At this point, we assume that the bootloader will be the first partition of the memory and will cut it into a new binary using the same previous technique.
% dd if=dahua_nvr.bin of=dahua_nvr_bootloader.bin bs=$((0x1000)) skip=$((0x0)) count=$((0xF))
15+0 records in
15+0 records out
61440 bytes (61 kB, 60 KiB) copied, 0,00398486 s, 15,4 MB/s
The output file is validated to contain ARM instructions because it is expected that the bootloader is a plain raw executable file.
% binwalk -Y dahua_nvr_bootloader.bin DECIMAL HEXADECIMAL DESCRIPTION ------------------------------- 4396 0x112C ARM executable code, 16-bit (Thumb), little endian, at least 1002 valid instructions
Once our hypothesis is validated, we can move on to analyze the bootloader using Ghidra…
Reverse Engineering the Bootloader
Because the bootloader is a plain raw binary, it is needed to collect information about the architecture and where it is loaded. Architecture is ARM little endian as pointed out by Binwalk, but we do not know the loading address. For this reason, the binary is initially loaded at address 0 in Ghidra.
The first instructions we find at the beginning of the bootloader is an IVT (Interrupt Vector Table). This table points to different functions that handle exceptions and other events. Particularly, the first one contains a relative jump and does not provide much information regarding loading address, but the second one, is an absolute jump and contains an absolute address reference. Because bootloaders are usually loaded into aligned addresses, rounding this address gives us a promising loading address at 0x80800000.
To confirm that 0x80800000 is the correct loading address, the binary is loaded at that address and a look at the strings in Ghidra reveal that almost all of them have references. This is probably right then.
Now that the binary is ready to be analyzed, using the information seen during the boot process, the original U-Boot source code can be located here.
A possible technique to ease the process of reverse engineering is to compare strings we see in the output, the source code and the binary in Ghidra. In this way, we can correlate some of the functions between source and the binary and progressively tag them to gain context.
A possible starting point is the “Hit any key to stop autoboot” message that we saw just before entering the bootloader command line…
This directly leads us into confirming the stop autoboot character and if we follow the original source code, we locate the command line related functions:
Finally, the run_command function leads us to the U-Boot command table.
In Ghidra, to define complex data types, the user must input that information by hand. This can often be a tedious process and for this example, the GhidraExtendedSourceParser plugin has been used. It allows the user to simply copy paste the source code we have available, and it will create the table types for us.
Now that the command table is humanly readable, it is possible to look at the implementation of one of the previously locked commands such as xhprintenv.

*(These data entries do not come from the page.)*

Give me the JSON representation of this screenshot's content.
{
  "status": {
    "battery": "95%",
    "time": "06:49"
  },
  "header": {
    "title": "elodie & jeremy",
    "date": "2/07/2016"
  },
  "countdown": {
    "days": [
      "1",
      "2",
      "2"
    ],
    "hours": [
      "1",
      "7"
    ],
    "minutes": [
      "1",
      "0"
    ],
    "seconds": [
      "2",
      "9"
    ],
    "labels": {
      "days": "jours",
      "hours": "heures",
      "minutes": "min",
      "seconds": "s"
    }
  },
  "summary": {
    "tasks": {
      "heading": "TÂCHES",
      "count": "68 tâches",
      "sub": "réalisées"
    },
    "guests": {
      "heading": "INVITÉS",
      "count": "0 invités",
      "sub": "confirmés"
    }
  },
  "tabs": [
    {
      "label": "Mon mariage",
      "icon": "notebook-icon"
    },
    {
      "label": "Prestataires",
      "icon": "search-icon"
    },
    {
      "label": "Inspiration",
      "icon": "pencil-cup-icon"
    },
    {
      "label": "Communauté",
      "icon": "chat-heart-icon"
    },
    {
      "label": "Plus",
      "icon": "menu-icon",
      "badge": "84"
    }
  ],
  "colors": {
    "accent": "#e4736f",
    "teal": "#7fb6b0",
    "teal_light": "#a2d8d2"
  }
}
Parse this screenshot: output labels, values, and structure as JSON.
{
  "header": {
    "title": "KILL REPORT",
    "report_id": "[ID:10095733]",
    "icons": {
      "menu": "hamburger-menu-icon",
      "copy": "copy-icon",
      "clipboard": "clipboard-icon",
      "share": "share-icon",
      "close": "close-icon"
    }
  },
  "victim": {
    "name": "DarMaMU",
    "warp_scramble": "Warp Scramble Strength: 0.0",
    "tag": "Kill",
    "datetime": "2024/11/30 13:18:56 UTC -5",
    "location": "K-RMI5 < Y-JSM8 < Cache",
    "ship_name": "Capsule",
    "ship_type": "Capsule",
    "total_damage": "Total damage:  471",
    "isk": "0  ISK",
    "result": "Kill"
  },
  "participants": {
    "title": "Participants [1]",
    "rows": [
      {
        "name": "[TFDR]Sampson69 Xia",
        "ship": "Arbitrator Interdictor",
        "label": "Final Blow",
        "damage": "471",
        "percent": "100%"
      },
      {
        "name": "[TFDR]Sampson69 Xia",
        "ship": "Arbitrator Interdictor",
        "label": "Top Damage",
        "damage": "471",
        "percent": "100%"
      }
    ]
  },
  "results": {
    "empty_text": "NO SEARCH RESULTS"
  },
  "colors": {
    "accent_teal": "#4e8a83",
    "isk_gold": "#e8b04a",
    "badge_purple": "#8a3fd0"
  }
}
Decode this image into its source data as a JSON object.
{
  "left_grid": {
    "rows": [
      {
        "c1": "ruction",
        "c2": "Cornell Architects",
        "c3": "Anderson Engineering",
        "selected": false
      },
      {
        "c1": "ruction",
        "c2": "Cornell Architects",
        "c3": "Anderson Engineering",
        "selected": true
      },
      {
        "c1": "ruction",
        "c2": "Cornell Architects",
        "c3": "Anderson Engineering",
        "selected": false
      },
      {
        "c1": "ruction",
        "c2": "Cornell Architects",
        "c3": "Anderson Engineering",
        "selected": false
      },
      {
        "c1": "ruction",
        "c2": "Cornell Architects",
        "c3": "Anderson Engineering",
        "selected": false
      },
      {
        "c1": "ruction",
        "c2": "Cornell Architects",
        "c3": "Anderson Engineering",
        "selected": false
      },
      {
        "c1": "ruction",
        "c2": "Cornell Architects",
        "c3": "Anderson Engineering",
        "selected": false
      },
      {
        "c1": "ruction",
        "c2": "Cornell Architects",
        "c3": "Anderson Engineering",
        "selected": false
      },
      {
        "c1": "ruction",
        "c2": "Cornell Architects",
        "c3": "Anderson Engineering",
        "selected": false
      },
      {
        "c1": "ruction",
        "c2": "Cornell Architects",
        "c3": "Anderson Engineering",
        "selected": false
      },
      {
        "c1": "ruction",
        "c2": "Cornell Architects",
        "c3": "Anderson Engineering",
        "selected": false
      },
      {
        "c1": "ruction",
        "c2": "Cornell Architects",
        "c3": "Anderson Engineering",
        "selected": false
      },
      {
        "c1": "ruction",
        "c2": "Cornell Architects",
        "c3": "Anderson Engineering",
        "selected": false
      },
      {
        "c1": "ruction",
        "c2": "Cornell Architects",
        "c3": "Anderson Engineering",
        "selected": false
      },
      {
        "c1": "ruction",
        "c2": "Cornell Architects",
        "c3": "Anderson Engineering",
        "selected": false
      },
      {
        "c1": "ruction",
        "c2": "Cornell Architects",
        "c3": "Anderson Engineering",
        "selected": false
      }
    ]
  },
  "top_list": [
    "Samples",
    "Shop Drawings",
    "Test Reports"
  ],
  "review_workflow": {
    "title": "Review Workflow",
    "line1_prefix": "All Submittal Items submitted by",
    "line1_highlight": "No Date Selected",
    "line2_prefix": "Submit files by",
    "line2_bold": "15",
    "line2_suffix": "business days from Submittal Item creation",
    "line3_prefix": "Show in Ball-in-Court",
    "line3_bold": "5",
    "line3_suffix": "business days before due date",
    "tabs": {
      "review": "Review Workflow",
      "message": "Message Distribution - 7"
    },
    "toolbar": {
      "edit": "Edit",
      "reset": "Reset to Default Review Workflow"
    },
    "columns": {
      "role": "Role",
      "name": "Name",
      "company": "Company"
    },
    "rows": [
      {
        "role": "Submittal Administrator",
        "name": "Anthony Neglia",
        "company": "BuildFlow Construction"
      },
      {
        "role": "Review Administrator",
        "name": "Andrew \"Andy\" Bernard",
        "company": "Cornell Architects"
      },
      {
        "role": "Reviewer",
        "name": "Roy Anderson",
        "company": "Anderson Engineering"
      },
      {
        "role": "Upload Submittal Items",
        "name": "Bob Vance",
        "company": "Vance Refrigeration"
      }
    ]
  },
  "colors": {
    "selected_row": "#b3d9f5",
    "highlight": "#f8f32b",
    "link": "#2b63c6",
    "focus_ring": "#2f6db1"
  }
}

The command appears to begin by performing an initial lock check. If the check indicates that the command is locked, the function simply returns without doing anything else.
Looking deeper into the lock check function, an environment variable called “dajidali” is used to check if a password has been set. Particularly, the password checking function is related to a custom bootloader command named “kaimendaji”.
Guessing that the manufacturer is Chinese and given that the variable names do not make much sense in English, a possible translation for both names is…
The Authentication Mechanism
The custom kaimendaji command seems to expect a user password. It then performs some cryptographic operations and checks the results. To identify the related cryptographic operations, the GhidraFindCrypt plugin is used.
Particularly, the plugin looks for common cryptographic constants and tags them. Thanks to that we can identify the MD5 hashing function.
With this information fed into Ghidra, we now can look at the kaimendaji command with a little bit more context. The command checks that a parameter is passed. This parameter is the password and should be 6 characters in length. If the conditions are met, a password checking function is called.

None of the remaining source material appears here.